This is a remote position.
Reporting to Head of Engineering, owns the production support operating model, incident management, service levels, release-watch support, escalation governance, and overall live-service quality across pods. This role ensures Production Support is proactive, disciplined, and tightly connected to Engineering, Product, QA, and business stakeholders.
Key Responsibilities
Service Reliability Leadership
·Define the production support operating model, incident lifecycle, severity framework, and support expectations across pods.
·Establish service levels, escalation paths, release-watch routines, and communication standards for production issues.
·Create visibility into live-service health, incident trends, and recurring support risks.
Team & Process Leadership
·Lead production support engineers, AI operations analysts, and the finance-domain support lead.
·Build repeatable support routines, runbook discipline, and issue triage practices that scale across products and workflows.
·Partner with Product, Engineering, and QA to improve supportability and reduce recurring production issues.
Incident & Stakeholder Management
·Own incident governance for material issues, including severity calls, stakeholder updates, escalation management, and stabilization plans.
·Ensure business and technical stakeholders have clear visibility into impact, next steps, and resolution progress.
·Drive post-incident review practices that improve resilience and reduce repeat failures.
·Ensure finance-sensitive workflows receive the right level of production support, issue classification, and escalation handling.

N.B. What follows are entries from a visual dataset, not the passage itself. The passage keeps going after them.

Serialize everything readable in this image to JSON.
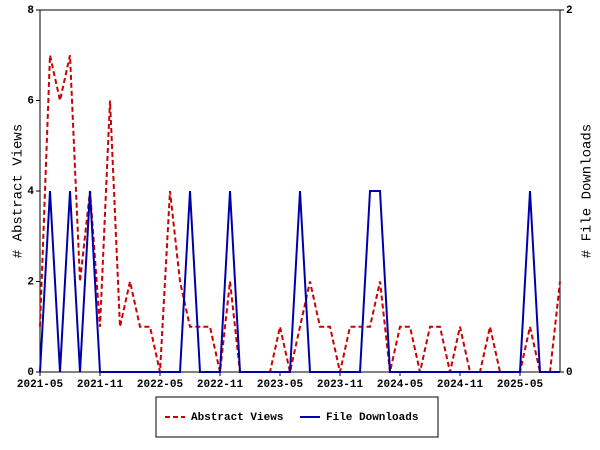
{
  "chart_data": {
    "type": "line",
    "categories": [
      "2021-05",
      null,
      null,
      null,
      null,
      null,
      "2021-11",
      null,
      null,
      null,
      null,
      null,
      "2022-05",
      null,
      null,
      null,
      null,
      null,
      "2022-11",
      null,
      null,
      null,
      null,
      null,
      "2023-05",
      null,
      null,
      null,
      null,
      null,
      "2023-11",
      null,
      null,
      null,
      null,
      null,
      "2024-05",
      null,
      null,
      null,
      null,
      null,
      "2024-11",
      null,
      null,
      null,
      null,
      null,
      "2025-05",
      null,
      null,
      null,
      null
    ],
    "series": [
      {
        "name": "Abstract Views",
        "color": "#cc0000",
        "axis": "y",
        "values": [
          1,
          7,
          6,
          7,
          2,
          4,
          1,
          6,
          1,
          2,
          1,
          1,
          0,
          4,
          2,
          1,
          1,
          1,
          0,
          2,
          0,
          0,
          0,
          0,
          1,
          0,
          1,
          2,
          1,
          1,
          0,
          1,
          1,
          1,
          2,
          0,
          1,
          1,
          0,
          1,
          1,
          0,
          1,
          0,
          0,
          1,
          0,
          0,
          0,
          1,
          0,
          0,
          2
        ]
      },
      {
        "name": "File Downloads",
        "color": "#0000aa",
        "axis": "y2",
        "values": [
          0,
          1,
          0,
          1,
          0,
          1,
          0,
          0,
          0,
          0,
          0,
          0,
          0,
          0,
          0,
          1,
          0,
          0,
          0,
          1,
          0,
          0,
          0,
          0,
          0,
          0,
          1,
          0,
          0,
          0,
          0,
          0,
          0,
          1,
          1,
          0,
          0,
          0,
          0,
          0,
          0,
          0,
          0,
          0,
          0,
          0,
          0,
          0,
          0,
          1,
          0,
          0,
          0
        ]
      }
    ],
    "ylabel": "# Abstract Views",
    "y2label": "# File Downloads",
    "ylim": [
      0,
      8
    ],
    "yticks": [
      0,
      2,
      4,
      6,
      8
    ],
    "y2lim": [
      0,
      2
    ],
    "y2ticks": [
      0,
      2
    ],
    "legend": "bottom"
  }
}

·Oversee support patterns for AI-enabled workflows, including degraded outputs, fallback scenarios, trust issues, and human-review triggers.
·Work with business and technical teams to distinguish software defects from data, process, training, or model-behavior issues.
Requirements
Required Qualifications-
·8+ years of production support, application support, service reliability, or engineering operations experience, including team leadership.
·Strong knowledge of incident management, service operations, support processes, release support, and escalation discipline.
·Experience working closely with engineering and product teams in modern software delivery environments.
·Ability to communicate clearly with both technical and business stakeholders during high-pressure situations.
·Comfort operating in finance-sensitive, workflow-heavy, or business-critical application environments.
·Bachelor's degree preferred.
You Are
·Structured, pragmatic, and highly credible.
·Calm under pressure and comfortable making judgment calls with incomplete information.
·A builder of reliable operating processes, not just a responder to tickets.
·Focused on trust, transparency, and service quality.
Benefits
Salary plus performance-based bonus.
Actual compensation packages are determined by evaluating a wide array of factors unique to each candidate, including but not limited to skill set, years and depth of experience, education, certifications, cost of labor, and internal equity.